Amy was about to agree enthusiastically that this would be a great idea when Ella spoke. ‘It might be fun, but you know we’re all in work and fully employed until seven or eight in the evening,’ she pointed out. ‘Apart from this, our holiday, we don’t get much time we can call our own. Mind you, we can go to the last house on a Saturday, because then we can lie in on Sunday, but other than that . . .’
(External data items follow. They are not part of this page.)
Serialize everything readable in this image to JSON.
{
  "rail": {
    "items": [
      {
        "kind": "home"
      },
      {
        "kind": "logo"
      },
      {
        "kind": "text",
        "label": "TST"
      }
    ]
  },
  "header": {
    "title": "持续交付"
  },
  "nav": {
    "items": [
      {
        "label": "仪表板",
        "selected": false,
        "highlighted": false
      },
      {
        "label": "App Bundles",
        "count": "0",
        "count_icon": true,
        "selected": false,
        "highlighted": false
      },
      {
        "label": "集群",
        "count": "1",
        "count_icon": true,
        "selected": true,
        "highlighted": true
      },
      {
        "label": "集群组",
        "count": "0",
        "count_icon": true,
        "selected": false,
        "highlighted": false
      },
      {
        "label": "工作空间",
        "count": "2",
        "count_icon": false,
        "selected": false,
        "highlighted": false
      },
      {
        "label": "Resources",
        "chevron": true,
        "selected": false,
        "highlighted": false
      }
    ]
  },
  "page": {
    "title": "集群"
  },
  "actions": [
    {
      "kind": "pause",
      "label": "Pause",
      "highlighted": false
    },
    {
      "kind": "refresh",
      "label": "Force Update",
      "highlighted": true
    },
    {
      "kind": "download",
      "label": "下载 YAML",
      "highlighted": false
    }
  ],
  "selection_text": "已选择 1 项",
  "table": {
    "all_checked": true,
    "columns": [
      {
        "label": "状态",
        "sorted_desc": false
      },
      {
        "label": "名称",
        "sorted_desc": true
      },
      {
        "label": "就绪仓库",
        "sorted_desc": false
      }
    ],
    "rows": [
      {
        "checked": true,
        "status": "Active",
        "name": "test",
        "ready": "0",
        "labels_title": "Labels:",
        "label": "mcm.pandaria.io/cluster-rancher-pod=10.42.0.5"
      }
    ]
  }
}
‘We do get half-days,’ Amy put in. She sighed.
‘But they aren’t usually the same, unfortunately. Working at the Adelphi as I do, I often work shifts, which cuts down my social life, you might say. Ella and Minnie aren’t too badly off because Bunney’s and the Bon Marché close at a reasonable hour, but poor Ruth works in Dorothy’s Dining Rooms and she can be kept really late some nights.’

‘Dorothy’s Dining Rooms!’ Philip exclaimed, his eyes brightening, ‘I
thought
I’d seen you somewhere before, I just couldn’t think where. Dick and I often pop along to Dorothy’s for a quick snack when we are working late and sometimes we take business clients along there for luncheon. It’s very handy for Lime Street Station and most of them come and go between Manchester and Liverpool on the train.’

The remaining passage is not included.